In certain way, my 8 Variations on a Picture of J.M.W. Turner are an expression of my increasing discontent with what increasingly comes across as a self-reproductive, self-referential "genre" in "new music." It is an expression of my boredom with pieces the beginnings of which already evoke a definite ending, a clearly defined "style," a definite course, along with a frequent lack of vitality, feeling of freedom and genuine surprise. At the same time, my work represents distrust towards a task of any significance in favour of an utter indeterminacy, perhaps in the sense of Cage, since a removal of boundaries is of course only possible within recognisable limitations. It is not for nothing that the "Interior" at Petworth is indeed an interior turning up towards the outside, as it were.

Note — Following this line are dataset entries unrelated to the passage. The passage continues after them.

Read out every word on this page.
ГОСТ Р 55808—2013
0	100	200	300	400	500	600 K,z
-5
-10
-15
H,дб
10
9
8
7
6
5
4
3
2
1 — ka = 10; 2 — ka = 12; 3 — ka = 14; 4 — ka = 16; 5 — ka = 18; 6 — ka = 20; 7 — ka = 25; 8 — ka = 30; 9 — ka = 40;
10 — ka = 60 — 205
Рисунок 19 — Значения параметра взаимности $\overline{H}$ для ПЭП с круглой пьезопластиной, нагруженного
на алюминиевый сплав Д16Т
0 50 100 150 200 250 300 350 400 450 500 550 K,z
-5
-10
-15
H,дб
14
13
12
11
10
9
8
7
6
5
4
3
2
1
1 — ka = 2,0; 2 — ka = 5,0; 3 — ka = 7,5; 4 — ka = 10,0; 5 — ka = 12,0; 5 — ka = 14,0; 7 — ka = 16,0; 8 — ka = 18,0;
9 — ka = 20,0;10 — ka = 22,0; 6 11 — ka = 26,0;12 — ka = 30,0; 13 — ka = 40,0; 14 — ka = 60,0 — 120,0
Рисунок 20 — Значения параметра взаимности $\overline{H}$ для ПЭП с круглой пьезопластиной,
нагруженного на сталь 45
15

Interior at Petworth is not an intentionally puzzling piece; everything is in fact presented nakedly and openly, but it renounces any form of pre-drilled meaning. They are variations, but no theme. The piece constantly breaks the rules that prescribe a "proper" composition, but not for the sake of a joke or an "action" or performance - more in the sense of fathoming the boundaries of meaning itself. A quoted biography of a contemporary composer (completely interchangeable in its wording), fragments from piece-texts of diverse composers, quoted catalogues of instrumental effects, instructions in the score which are invisible to the listener and puzzling for the interpreter - these are not used in the sense of a persiflage, but stand for symbolic "husks" of something that, in this form, should perhaps be finally overcome in the traditional designation "new music." A farewell, therefore, founded upon a certain sadness, but behind the open coffin light breaks out and the removal of boundaries is not an end but a new departure.